Baffert is taking it ‘week by week’ with Ky. Derby hopefuls
Bob Baffert has pointed Citizen Bull and Barnes to the Grade 1 Santa Anita Derby and Rodríguez to the Wood Memorial (G2). Those Saturday plans are as concrete as they can be in horse racing. But the big picture for his Kentucky Derby 2025 contenders is a work in progress.
“I’m not going to make that call today,” he said Sunday in a phone conversation from California.
First Look: Likely fields for 15 graded stakes.
The Hall of Fame trainer who has six Kentucky Derby trophies stayed true to his method of staying in the moment and taking the races one week at a time.
For starters Baffert is making an equipment change with Rodríguez, who would clinch a Kentucky Derby bid with a first-, second- or maybe even a third-place finish at Aqueduct in the Wood.
“I’m going to take the blinkers off of him for this race, and hopefully he’ll relax,” Baffert said, harking back to Rodríguez’s fade to a distant third in the March 1 San Felipe (G2) at Santa Anita. “I think he’s a very talented horse. He’s just immature, just like his sire (Authentic) was at this stage of his life. He’s got a lot of quality. His last two works have been great. He just loses it. Mentally he’s just too busy. I’m just trying to keep him as chill as possible.”
Baffert is sending Mike Smith east to ride Rodríguez from post 1 in the field of 12 for the two-turn, 1 1/8-mile Wood.
“Better than the 12,” Baffert said.
Back home in Southern California, the field for the Santa Anita Derby is likely to come up light when entries are taken Monday. If fewer than six start, the Kentucky Derby qualifying points will be reduced. That is not a worry for Citizen Bull, who already clinched his berth, but Barnes probably needs a top-two finish and maybe a flat-out, reduced-value win to get to Louisville.
“It’s going to be a short field again,” Baffert told Horse Racing Nation. “I just leave it in the hands of the jocks. That’s all you can do.”
Martín García won the Feb. 1 Robert B. Lewis (G3) with Citizen Bull, the Eclipse Award winner who had a bullet workout Saturday. Southern California’s leading jockey Juan Hernández has been paired with Barnes, the $3.2 million colt who finished second March 1 in the San Felipe (G2) and was scheduled for a workout Monday morning.
Baffert has said he is not worried about any points reduction in the two-turn, 1 1/8-mile Santa Anita Derby.
“I run to win the race,” he said last week. “I’m not thinking about the points. The points come with the wins, right? I’m entering these races trying to win them.”

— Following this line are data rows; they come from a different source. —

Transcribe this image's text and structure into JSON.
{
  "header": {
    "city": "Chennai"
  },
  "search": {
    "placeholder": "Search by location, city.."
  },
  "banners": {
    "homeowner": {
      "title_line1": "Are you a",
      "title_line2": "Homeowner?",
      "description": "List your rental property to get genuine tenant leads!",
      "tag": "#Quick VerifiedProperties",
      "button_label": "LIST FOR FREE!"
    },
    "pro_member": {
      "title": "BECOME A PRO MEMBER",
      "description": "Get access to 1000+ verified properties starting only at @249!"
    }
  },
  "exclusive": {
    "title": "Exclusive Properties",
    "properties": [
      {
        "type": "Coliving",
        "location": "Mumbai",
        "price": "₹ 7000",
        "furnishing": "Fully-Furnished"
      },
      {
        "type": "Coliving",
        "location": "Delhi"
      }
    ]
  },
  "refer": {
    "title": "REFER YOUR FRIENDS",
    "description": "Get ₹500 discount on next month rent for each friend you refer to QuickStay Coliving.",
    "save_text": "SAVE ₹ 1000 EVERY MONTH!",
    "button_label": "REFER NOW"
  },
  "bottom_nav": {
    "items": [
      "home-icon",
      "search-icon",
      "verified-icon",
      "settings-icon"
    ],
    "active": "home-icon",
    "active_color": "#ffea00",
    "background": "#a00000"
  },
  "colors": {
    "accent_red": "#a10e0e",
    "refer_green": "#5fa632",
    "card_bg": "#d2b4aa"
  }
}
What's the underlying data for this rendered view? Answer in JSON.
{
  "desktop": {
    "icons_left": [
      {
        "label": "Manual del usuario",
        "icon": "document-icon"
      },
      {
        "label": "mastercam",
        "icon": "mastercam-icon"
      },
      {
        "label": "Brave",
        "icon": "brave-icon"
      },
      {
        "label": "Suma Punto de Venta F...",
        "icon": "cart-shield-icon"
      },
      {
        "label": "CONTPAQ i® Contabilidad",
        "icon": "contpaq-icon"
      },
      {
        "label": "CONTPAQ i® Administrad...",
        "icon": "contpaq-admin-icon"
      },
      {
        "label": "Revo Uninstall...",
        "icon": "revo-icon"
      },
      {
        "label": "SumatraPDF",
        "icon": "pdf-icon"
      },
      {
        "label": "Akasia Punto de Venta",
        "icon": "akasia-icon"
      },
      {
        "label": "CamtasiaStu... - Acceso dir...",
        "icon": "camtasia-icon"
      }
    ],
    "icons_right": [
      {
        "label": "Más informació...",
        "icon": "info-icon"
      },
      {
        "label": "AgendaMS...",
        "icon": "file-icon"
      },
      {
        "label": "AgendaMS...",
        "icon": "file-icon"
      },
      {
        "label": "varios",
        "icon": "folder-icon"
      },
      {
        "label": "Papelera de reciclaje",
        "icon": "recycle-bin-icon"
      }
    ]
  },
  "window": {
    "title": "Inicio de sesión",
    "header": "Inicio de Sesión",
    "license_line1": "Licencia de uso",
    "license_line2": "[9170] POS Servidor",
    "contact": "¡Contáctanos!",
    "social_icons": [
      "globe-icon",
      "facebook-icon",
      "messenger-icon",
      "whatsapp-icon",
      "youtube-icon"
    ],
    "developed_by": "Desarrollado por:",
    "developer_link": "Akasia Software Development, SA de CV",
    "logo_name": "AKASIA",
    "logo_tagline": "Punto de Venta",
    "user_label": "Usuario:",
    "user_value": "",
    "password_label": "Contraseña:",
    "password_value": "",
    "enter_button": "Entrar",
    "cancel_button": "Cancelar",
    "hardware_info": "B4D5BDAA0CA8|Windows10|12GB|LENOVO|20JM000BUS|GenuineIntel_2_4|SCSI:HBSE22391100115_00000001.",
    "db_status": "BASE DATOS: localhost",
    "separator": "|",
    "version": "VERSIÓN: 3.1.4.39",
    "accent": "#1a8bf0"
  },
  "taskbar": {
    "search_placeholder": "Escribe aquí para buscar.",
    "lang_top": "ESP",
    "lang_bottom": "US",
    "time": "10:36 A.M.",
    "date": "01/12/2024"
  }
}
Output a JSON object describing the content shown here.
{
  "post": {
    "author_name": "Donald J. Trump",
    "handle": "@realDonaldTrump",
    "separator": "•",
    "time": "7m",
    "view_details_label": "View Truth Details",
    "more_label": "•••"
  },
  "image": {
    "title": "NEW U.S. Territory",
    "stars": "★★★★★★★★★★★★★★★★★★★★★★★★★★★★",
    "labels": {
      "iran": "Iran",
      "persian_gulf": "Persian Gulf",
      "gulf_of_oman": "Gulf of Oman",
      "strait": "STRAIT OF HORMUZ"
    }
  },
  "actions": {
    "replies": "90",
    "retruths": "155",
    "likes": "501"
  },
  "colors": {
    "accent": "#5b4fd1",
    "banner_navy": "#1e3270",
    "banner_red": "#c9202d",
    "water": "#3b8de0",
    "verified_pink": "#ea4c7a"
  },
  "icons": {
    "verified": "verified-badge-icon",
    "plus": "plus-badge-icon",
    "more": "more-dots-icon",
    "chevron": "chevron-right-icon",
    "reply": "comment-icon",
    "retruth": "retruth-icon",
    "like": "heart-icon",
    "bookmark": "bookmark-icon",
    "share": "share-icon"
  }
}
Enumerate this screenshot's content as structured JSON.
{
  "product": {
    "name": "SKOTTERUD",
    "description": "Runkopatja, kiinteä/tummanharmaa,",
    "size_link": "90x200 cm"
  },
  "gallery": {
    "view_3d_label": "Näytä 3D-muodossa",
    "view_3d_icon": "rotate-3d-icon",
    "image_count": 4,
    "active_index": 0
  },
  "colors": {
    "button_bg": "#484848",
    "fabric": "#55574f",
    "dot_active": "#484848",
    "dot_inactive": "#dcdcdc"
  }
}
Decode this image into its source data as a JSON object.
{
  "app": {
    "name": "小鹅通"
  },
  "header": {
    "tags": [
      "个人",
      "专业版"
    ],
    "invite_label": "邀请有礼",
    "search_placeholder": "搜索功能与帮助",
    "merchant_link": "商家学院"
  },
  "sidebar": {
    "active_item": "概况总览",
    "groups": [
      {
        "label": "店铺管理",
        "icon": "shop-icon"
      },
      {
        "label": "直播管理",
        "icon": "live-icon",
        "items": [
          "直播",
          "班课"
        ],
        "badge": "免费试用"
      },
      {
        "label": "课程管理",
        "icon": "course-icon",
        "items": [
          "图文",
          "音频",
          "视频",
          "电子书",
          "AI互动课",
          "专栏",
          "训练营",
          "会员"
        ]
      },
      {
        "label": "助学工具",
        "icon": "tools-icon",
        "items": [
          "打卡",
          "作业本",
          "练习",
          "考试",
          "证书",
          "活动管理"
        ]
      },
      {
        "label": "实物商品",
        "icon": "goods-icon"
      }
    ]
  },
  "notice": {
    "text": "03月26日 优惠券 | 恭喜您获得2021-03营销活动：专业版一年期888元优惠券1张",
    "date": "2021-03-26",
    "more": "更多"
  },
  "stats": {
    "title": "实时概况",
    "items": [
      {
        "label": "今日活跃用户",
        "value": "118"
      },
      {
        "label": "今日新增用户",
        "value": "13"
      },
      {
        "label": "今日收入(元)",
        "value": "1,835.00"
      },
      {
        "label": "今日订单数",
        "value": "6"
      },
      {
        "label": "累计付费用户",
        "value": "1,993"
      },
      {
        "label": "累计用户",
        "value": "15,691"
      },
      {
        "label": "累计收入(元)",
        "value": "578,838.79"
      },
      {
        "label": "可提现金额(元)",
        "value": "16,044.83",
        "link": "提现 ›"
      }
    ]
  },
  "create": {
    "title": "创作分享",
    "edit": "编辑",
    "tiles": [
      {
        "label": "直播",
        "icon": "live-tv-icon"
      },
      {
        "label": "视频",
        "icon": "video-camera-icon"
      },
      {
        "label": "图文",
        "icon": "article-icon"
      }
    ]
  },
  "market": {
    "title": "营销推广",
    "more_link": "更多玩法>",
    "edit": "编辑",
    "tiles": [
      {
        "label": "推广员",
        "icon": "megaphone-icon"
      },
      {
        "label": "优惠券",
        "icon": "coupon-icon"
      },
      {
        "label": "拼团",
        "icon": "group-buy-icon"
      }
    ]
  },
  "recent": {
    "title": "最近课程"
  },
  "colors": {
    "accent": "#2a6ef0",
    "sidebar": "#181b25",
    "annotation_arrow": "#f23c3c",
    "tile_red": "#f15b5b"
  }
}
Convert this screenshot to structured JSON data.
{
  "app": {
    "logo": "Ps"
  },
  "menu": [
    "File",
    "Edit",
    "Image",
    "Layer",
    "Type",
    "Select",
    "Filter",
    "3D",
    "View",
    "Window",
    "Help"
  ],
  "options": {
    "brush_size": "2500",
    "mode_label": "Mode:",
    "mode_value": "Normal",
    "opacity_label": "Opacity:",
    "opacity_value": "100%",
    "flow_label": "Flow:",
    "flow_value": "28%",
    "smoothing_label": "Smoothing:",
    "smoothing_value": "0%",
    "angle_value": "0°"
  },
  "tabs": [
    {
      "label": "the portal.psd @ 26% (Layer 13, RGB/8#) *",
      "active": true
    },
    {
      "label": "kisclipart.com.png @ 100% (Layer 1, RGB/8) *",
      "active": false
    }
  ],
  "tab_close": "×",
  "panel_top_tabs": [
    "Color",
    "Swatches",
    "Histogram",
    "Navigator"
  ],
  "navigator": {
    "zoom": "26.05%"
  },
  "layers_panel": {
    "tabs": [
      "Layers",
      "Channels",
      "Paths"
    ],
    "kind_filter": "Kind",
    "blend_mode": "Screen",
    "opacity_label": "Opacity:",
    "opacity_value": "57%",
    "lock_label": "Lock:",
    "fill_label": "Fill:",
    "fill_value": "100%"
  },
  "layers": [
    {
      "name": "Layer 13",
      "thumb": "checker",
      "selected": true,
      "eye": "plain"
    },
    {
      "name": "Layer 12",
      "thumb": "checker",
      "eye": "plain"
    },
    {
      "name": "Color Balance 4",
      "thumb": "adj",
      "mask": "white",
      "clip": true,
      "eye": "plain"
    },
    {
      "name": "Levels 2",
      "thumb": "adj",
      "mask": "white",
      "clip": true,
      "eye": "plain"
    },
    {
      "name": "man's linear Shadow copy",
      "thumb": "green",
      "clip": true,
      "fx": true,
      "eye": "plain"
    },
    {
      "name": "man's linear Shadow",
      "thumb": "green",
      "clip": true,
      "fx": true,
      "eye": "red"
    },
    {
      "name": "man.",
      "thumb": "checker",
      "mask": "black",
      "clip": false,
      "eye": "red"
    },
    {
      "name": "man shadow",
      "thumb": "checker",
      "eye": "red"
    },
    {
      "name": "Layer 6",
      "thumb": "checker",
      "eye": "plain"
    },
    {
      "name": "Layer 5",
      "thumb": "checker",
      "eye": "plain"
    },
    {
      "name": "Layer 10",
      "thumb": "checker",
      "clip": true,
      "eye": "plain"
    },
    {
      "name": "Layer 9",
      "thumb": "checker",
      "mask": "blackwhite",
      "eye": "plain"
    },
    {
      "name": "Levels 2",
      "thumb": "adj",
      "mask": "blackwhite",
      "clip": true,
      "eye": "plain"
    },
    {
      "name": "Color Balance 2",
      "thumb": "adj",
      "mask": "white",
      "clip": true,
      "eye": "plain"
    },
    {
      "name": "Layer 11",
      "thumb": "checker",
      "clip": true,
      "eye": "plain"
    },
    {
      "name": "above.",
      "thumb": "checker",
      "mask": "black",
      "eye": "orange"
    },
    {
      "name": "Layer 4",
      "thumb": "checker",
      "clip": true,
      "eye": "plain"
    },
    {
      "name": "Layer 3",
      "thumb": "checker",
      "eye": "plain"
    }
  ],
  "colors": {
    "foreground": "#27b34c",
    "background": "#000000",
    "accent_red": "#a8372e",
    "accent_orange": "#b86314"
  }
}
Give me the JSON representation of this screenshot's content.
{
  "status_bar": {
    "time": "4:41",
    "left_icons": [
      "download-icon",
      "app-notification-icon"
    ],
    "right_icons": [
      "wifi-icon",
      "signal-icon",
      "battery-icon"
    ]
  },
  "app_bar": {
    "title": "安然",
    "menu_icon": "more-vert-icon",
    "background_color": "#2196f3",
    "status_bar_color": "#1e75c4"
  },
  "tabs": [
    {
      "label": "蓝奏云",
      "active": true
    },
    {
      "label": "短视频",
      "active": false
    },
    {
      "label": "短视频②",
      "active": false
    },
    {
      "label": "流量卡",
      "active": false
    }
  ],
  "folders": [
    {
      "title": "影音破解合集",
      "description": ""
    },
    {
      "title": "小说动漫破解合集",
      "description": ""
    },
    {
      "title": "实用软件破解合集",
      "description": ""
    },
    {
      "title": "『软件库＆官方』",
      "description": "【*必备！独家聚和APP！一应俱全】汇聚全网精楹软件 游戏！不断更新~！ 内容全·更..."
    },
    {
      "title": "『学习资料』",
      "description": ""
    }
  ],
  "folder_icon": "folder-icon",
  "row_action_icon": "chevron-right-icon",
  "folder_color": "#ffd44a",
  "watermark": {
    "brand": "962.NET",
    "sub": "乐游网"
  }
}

For years Baffert also has held firm to his credo that a horse needs to finish in the top two or a troubled third in a final major prep to be worthy of the Kentucky Derby. But he stopped short of a decision about Madaket Road. The maiden winner might have enough points to go to Louisville despite his fade from first to fourth Saturday in the 1 1/8-mile Florida Derby (G1).
“He just ran his race at the distance that was a little bit (of a factor) there,” Baffert said. “He didn’t get a breather. That horse (Neoequos) was on him the whole way.”
With only two starts, Cornucopian does not have any Kentucky Derby options. Sent off as the 4-5 favorite with John Velázquez riding Saturday in the Arkansas Derby (G1) at Oaklawn, he and Speed King blazed through early fractions of 22.46 and 45.21 seconds before he melted down to a fourth-place finish.
“I was asking a lot, and we just didn’t get the trip,” Baffert said. “He needed one race around two turns before that. Unfortunately, when he got over (from post 9), it looked like he was going to control the pace. We knew the 5 (Speed King) was going to be up there. I don’t think the 5 broke, but all of a sudden he just shot up there. Once they hooked up, there was nothing Johnny could do. They were just off to the races. He came back well, and that happens. He’s still green. We’ll figure it out, get him back and freshen him up.”
With his Kentucky Oaks (G1) contender Tenma ticketed for Saturday’s Santa Anita Oaks (G2), the draw for Saturday’s card in California will have his attention Monday. So will Barnes’s last breeze before the Santa Anita Derby.
“We just go week by week,” Baffert said. “May the chips fall wherever.”